Article 20. Return of documents and products in stock.
20.1
Upon expiry of this contract, the Distributor shall return to the Supplier
all promotional material and other documents and samples which have been
supplied to it by the Supplier and are in the Distributor's possession.
20.2
At the Supplier's option, the Supplier will buy from the Distributor all
Products the latter has in stock, provided they are still currently sold by
the Supplier and are in new condition and in original packaging, at the
price originally paid by the Distributor. Products not so purchased by the
Supplier must be sold by the Distributor in accordance with this contract
as good terms as possible.
Article 21. Arbitration - Applicable law.
21.1
Any dispute arising out of or in connection with the present contract shall
be finally settled in accordance with the Rules of Conciliation and
Arbitration of the International Chamber of Commerce by one or more
arbitrators appointed in accordance with said Rules.
21.2
This contract is governed by the laws of Sweden.
21.3
In any event, consideration shall be given to mandatory provisions of the
law of the country where the Distributor is established which should be
applicable even if the contract is governed by a foreign law. Any such
provisions will be taken into account to the extent they embody principles
which are universally recognized and provided their application appears
reasonable in the context of international trade.
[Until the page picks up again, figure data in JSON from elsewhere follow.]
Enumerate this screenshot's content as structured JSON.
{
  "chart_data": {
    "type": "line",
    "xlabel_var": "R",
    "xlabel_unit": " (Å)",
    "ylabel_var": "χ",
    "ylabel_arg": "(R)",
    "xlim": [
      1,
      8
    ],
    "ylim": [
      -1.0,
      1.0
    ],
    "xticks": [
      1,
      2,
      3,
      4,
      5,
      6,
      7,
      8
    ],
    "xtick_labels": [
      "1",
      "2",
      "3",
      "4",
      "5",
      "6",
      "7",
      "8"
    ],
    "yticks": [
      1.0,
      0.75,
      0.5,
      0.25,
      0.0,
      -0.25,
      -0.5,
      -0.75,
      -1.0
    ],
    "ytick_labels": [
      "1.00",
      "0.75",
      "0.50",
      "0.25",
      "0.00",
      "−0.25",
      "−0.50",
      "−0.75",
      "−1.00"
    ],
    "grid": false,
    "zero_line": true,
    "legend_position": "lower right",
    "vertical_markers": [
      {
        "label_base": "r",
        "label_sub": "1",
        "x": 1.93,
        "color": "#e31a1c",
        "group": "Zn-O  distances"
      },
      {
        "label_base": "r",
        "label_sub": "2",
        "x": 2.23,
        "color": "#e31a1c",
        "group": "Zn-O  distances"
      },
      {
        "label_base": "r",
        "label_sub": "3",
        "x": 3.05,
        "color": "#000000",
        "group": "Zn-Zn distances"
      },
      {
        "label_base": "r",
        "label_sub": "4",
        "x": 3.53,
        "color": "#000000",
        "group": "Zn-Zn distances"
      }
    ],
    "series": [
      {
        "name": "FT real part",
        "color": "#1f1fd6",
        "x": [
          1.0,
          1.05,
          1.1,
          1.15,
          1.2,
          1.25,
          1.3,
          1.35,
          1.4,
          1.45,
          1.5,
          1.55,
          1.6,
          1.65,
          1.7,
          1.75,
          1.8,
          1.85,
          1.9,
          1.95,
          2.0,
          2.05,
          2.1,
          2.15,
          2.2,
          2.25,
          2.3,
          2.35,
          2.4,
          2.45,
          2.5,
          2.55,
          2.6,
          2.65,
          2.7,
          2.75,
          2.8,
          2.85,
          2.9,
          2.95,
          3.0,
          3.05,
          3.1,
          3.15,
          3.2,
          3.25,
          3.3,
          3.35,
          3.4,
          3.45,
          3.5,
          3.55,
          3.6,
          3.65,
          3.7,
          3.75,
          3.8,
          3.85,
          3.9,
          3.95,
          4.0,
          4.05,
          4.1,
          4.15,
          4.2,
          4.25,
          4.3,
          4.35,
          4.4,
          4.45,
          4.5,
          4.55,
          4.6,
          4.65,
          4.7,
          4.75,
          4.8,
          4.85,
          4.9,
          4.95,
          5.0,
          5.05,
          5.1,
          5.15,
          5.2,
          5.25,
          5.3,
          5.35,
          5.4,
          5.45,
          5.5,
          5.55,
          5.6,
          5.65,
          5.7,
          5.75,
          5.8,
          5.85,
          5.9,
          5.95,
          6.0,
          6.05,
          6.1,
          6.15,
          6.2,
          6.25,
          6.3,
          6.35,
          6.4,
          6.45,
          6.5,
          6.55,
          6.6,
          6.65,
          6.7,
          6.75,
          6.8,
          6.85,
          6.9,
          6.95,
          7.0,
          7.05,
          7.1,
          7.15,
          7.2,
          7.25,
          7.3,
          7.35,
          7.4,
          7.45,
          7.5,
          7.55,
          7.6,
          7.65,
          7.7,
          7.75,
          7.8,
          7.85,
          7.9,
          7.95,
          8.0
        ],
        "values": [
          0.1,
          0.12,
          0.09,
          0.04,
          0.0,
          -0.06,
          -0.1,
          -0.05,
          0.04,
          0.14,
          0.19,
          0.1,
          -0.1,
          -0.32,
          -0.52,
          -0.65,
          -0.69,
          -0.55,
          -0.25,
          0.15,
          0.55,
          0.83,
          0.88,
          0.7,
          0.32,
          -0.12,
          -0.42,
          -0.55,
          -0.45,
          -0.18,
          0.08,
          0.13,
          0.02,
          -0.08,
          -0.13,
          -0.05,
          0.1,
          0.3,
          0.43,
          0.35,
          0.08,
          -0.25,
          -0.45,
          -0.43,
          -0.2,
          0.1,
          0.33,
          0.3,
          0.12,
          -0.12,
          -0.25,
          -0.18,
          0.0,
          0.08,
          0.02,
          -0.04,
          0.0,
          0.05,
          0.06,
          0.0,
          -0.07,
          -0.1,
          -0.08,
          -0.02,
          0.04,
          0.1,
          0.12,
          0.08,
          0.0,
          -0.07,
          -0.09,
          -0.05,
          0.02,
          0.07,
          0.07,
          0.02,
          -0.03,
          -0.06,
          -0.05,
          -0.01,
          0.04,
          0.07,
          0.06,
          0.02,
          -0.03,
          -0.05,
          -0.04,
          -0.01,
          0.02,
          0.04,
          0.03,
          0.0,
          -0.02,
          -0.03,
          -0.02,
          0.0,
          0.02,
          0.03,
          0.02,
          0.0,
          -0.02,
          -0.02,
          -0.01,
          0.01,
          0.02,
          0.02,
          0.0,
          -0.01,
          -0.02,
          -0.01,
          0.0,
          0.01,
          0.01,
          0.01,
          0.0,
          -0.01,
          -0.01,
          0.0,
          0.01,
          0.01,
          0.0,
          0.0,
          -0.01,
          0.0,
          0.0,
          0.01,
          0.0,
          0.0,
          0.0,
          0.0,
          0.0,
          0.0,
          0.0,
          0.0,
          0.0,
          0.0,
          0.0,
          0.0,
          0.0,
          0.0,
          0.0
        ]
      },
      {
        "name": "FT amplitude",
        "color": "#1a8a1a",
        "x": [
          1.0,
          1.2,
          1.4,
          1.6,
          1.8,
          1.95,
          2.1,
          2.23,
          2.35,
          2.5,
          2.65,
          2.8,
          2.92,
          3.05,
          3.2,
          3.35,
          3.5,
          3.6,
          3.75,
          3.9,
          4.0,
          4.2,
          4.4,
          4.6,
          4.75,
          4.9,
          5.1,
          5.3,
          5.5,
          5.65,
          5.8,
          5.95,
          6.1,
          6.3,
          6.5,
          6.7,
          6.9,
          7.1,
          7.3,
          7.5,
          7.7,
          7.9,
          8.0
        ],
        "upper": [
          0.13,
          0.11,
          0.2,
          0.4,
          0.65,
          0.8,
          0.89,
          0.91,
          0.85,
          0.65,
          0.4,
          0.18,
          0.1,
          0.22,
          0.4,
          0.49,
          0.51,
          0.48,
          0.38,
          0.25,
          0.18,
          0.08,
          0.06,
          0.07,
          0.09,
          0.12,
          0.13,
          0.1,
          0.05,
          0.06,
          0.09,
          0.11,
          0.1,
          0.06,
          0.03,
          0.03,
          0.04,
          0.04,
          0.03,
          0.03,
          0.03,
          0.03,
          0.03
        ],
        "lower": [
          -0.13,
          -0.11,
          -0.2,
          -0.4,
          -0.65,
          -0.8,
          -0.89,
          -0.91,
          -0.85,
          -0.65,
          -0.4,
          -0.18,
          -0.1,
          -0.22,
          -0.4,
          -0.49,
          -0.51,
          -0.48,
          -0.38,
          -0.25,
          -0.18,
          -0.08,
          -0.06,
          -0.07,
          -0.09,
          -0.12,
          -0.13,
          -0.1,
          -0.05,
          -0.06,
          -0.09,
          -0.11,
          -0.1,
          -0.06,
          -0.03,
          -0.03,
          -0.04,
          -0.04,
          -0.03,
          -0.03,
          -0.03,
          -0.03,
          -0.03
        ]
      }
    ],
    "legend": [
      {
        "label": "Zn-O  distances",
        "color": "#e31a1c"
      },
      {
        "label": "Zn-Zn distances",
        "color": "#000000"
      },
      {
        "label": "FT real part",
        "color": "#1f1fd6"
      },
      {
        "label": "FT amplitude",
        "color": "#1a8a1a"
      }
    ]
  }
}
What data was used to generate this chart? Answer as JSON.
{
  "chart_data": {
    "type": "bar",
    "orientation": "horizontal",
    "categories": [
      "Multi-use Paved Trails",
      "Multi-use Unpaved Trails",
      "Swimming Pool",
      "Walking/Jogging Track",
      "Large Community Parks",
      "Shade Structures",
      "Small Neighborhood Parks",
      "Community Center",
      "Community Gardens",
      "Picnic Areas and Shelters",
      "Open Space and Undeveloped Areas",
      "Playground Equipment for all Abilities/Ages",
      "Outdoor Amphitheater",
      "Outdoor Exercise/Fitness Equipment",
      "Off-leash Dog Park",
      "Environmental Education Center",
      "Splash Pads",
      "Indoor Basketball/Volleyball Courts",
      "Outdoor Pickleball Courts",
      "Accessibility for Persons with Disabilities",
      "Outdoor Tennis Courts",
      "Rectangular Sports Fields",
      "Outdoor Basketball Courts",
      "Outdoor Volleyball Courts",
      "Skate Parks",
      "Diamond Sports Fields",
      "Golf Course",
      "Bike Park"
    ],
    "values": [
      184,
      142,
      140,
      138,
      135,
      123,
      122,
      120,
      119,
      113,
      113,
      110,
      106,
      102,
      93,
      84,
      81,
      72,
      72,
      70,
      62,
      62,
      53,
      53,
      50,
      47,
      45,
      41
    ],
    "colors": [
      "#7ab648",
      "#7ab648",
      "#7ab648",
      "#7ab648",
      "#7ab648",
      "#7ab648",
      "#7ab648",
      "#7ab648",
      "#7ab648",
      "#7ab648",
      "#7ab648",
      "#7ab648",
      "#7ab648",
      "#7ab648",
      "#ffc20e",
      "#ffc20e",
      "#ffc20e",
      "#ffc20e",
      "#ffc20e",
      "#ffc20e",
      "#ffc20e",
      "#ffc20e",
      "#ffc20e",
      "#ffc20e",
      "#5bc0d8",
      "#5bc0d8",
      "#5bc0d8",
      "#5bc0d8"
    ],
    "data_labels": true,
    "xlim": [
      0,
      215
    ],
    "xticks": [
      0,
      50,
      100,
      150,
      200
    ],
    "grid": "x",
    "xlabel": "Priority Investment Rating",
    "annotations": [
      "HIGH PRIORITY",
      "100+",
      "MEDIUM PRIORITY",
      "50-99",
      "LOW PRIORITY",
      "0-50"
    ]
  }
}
Article 22. Previous agreements - Modifications - Nullity - Assignment.
22.1
This contract replaces any other preceding agreement between the parties on
the subject.
22.2
No addition or modification to this contract shall be valid unless made in
writing.
22.3
If any provision or clause of this contract is found to be null or
unenforceable, the contract will be construed as a whole to effect as
closely as practicable the original intent of the parties; however, if for
good cause, either party would not have entered in the contract knowing the
interpretation of the contract resulting from the foregoing, the contract
itself shall be null.
22.4
The present contract cannot be assigned without the prior written agreement
of the parties.
Article 23. Authentic text.
The English text of this contract is the only authentic text.